REPUBLIQUE FRANCAISE

AU NOM DU PEUPLE FRANCAIS

Vu les procédures suivantes :

M. et Mme A…B…ont demandé au tribunal administratif de Versailles d’annuler pour excès de pouvoir l’arrêté du 5 mai 2008 du préfet des Yvelines déclarant d’utilité publique le projet de réalisation et d’aménagement de la zone d’aménagement concerté multi-sites dénommée  » Coeur de ville » et autorisant la SARRY 78 à acquérir les immeubles compris dans le périmètre de cette zone. Par un jugement n° 0806506 du 16 mai 2011, le tribunal administratif a rejeté leur demande.

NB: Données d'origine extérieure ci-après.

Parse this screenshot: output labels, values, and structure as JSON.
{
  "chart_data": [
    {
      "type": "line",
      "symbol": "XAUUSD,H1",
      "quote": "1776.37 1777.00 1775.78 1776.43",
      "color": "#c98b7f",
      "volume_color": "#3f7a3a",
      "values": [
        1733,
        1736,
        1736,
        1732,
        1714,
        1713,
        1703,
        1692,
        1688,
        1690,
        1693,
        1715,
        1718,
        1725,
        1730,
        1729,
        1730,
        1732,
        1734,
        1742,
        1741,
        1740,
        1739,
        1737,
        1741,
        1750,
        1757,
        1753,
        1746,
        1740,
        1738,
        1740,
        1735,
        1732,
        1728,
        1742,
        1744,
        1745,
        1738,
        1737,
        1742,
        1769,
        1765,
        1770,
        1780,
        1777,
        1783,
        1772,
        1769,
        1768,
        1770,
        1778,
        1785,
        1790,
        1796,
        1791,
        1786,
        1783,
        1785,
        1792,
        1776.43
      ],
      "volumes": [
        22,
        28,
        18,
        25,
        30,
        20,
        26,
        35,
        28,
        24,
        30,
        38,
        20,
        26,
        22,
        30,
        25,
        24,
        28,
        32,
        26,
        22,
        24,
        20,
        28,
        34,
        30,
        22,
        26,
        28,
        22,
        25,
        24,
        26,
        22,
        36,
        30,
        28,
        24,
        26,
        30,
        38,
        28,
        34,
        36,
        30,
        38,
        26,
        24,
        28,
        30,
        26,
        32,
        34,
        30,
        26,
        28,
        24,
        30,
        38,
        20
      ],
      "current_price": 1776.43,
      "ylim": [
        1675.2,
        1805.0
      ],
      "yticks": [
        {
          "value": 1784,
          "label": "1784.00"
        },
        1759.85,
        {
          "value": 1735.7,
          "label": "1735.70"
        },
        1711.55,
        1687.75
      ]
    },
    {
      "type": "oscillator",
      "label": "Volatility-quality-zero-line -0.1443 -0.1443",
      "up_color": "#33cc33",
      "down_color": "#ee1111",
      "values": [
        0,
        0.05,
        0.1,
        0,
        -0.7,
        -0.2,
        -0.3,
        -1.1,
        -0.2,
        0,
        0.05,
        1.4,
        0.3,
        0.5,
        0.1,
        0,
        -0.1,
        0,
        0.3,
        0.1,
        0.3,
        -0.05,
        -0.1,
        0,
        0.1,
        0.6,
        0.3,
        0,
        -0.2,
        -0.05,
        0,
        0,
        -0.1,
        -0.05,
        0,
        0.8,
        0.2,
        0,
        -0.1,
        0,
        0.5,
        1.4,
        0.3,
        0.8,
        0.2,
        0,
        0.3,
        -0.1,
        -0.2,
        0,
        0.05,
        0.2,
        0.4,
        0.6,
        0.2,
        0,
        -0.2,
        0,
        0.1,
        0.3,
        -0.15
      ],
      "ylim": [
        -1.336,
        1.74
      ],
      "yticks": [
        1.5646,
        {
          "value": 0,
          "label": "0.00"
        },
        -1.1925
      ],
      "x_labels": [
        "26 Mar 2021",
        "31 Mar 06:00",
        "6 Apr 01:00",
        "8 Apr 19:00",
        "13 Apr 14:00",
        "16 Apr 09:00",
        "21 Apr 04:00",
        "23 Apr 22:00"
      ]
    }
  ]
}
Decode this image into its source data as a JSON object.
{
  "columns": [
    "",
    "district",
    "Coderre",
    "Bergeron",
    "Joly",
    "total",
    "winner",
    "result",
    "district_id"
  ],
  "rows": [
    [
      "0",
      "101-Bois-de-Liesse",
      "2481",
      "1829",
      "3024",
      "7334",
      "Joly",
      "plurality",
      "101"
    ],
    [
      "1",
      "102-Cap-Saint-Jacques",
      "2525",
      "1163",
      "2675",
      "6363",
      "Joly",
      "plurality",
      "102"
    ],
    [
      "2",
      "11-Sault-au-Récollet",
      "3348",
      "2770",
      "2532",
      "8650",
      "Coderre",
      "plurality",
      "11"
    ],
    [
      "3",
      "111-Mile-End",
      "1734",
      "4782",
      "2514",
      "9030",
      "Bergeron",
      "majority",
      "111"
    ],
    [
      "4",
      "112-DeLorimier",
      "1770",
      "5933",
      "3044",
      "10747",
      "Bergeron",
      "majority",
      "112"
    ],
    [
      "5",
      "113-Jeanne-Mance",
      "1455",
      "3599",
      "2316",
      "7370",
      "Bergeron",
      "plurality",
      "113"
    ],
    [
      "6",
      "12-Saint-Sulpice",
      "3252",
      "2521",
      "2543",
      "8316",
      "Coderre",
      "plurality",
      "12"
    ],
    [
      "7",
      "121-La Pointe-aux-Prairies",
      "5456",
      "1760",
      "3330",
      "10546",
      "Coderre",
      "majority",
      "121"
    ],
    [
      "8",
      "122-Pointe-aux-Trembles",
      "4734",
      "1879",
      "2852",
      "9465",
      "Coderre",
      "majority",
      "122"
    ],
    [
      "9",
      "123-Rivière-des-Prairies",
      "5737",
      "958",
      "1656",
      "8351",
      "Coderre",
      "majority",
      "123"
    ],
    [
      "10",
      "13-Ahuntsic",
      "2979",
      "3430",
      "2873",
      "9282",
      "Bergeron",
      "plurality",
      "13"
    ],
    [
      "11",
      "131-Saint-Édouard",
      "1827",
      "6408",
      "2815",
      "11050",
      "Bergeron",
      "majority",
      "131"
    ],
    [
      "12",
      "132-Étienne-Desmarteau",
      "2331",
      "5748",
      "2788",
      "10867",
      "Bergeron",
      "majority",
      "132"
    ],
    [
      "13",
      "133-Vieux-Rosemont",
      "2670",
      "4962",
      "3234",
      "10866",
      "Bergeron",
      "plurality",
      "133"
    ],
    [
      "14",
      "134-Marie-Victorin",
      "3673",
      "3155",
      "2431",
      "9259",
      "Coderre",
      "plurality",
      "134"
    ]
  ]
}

Par un arrêt n° 11VE02562 du 25 avril 2013, la cour administrative d’appel de Versailles a, sur appel de M. et MmeB…, annulé ce jugement, ainsi que l’article 2 de l’arrêté du 5 mai 2008, en tant qu’il a inclus l’immeuble appartenant aux intéressés dans le périmètre délimitant les immeubles susceptibles d’expropriation.

1° Sous le n° 371034, par un pourvoi sommaire, un mémoire complémentaire, un autre mémoire et un mémoire en réplique, enregistrés au secrétariat du contentieux du Conseil d’État les 8 août et 29 octobre 2013, 3 février 2014 et 3 avril 2015, la commune d’Achères et la société d’aménagement de la région de Rambouillet et du département des Yvelines (SARRY 78) demandent au Conseil d’Etat d’annuler cet arrêt et de mettre à la charge de M. et Mme B…la somme de 3 000 euros en application de l’article L. 761-1 du code de justice administrative.

2° Sous le n° 371056, par un pourvoi enregistré au secrétariat du contentieux du Conseil d’Etat le 8 août 2013, le ministre de l’intérieur demande l’annulation du même arrêt.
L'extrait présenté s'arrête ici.